Since Ireland is known as the "Emerald Isle" one way to pay homage is by adding a few green dishes to your table. A simple, and Dr. Seuss-inspired start to your St. Patrick's Day celebration could be a breakfast of green eggs and ham.

A few drops of food coloring to your beaten eggs would make them sufficiently green, but if you'd like to take a more sophisticated approach, try adding a tablespoon or two of pesto. A typical pesto is derived from blending pine nuts, basil, olive oil, salt and pepper.

One dinner option is Shepherd's Pie. Potatoes, hearty stews and fresh vegetables are staples of the Irish dinner table. Shepherd's Pie combines all of those things into one dish.

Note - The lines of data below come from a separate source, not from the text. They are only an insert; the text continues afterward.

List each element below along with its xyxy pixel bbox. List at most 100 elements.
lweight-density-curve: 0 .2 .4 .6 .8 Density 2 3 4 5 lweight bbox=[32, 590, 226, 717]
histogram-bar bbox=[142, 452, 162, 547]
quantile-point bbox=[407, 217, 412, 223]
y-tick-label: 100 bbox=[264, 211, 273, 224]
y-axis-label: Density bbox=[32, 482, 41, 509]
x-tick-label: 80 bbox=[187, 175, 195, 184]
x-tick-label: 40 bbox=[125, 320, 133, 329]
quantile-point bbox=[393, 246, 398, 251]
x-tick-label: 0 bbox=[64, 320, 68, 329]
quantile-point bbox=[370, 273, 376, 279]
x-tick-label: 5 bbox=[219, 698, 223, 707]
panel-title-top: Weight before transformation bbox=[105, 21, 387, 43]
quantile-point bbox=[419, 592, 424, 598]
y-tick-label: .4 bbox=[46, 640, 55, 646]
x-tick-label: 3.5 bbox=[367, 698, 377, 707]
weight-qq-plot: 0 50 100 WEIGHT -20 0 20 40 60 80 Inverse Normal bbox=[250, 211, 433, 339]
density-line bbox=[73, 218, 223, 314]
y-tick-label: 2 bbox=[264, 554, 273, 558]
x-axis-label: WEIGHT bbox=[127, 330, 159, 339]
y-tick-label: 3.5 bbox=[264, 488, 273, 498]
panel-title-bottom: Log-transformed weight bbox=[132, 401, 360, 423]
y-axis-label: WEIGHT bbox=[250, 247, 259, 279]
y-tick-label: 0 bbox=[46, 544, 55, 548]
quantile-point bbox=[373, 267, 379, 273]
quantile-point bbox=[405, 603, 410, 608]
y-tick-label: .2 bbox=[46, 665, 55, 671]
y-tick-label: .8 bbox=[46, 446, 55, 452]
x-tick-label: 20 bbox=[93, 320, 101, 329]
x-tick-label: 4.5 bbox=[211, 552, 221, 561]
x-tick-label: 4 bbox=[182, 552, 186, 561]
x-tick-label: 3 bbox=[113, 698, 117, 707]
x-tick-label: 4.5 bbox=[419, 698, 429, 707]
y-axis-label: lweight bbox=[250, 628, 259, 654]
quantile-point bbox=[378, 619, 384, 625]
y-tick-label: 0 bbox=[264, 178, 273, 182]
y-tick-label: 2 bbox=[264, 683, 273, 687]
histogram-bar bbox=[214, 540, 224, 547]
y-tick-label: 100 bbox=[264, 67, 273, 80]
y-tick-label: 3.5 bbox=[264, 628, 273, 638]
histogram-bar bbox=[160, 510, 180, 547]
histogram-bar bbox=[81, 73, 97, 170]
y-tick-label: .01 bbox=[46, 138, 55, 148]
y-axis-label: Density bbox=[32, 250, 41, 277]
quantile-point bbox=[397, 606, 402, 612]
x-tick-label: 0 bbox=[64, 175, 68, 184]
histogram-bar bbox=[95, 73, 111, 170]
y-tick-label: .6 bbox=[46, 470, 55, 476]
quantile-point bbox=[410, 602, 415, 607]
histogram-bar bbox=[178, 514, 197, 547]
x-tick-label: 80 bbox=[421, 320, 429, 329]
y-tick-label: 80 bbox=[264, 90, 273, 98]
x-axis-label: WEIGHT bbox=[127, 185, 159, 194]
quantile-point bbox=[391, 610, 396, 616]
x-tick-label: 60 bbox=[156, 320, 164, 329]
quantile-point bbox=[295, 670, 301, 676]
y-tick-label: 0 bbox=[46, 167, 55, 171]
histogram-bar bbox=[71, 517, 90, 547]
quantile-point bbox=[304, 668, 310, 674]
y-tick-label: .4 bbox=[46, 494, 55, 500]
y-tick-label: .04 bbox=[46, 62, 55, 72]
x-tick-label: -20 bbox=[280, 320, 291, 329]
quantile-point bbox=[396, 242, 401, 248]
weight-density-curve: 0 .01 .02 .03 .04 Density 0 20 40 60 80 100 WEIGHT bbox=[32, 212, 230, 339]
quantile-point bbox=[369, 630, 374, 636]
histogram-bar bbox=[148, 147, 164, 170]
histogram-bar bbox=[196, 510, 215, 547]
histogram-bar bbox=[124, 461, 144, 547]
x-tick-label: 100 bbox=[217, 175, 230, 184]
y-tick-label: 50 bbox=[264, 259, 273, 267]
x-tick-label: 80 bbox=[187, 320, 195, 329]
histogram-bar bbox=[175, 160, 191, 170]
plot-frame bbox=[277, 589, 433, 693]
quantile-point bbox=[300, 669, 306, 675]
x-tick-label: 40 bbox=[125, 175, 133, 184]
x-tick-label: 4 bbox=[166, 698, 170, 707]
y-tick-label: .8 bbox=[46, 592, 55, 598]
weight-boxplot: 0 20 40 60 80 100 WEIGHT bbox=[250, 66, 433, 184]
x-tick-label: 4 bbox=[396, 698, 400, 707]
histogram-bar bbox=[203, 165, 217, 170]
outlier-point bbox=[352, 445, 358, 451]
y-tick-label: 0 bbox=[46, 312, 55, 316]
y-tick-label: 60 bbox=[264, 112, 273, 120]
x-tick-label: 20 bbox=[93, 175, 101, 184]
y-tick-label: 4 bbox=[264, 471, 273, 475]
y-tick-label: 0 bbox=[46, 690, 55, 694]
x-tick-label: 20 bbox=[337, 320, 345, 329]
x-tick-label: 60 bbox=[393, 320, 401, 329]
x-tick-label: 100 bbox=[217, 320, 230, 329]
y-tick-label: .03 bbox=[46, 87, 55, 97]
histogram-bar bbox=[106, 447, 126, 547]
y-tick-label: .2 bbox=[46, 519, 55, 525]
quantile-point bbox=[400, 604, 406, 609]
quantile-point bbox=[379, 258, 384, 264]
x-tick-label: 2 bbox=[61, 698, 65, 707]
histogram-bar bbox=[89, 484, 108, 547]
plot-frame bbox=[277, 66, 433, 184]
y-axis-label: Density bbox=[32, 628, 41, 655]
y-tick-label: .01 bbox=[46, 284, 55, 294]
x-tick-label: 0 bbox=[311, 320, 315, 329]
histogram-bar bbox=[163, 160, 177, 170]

The filling portion is a mixture of meat, peas and carrots or mushrooms. The more traditional version calls for ground lamb, but many of today's recipes feature ground beef. The pie's "crust" is actually a layer of mashed potatoes, which are sometimes topped with shredded cheese.

Corned beef and cabbage is one dish that is often associated with St. Patrick's Day. Corned beef is simply a beef brisket that has been cooked slowly in a broth punctuated with pickling spices. A bottle of beer is sometimes added to the cooking liquid.

If you want to take a different approach to your corned beef and cabbage, try turning the ingredients into a Reuben, a sandwich bursting with Emerald Isle flavor. For this sandwich, layers of thinly slice corned beef are placed on rye bread, topped with sauerkraut — fermented cabbage — and swiss cheese.

Since Ireland is surrounded by water, dishes featuring seafood would also be appropriate St. Patrick's Day fare. With the popularity of Irish pubs and their brews, beer-battered fish and chips could prove to be a crowd pleaser.

A sweet ending to your Irish-minded feast: chocolate stout cupcakes, which includes a bottle of beer in the batter. While you're at it, why not share an ode to a true Irishman, Arthur Guinness. Guinness started brewing Guinness beer, a dark beer with Irish roots, in 1759 in Dublin.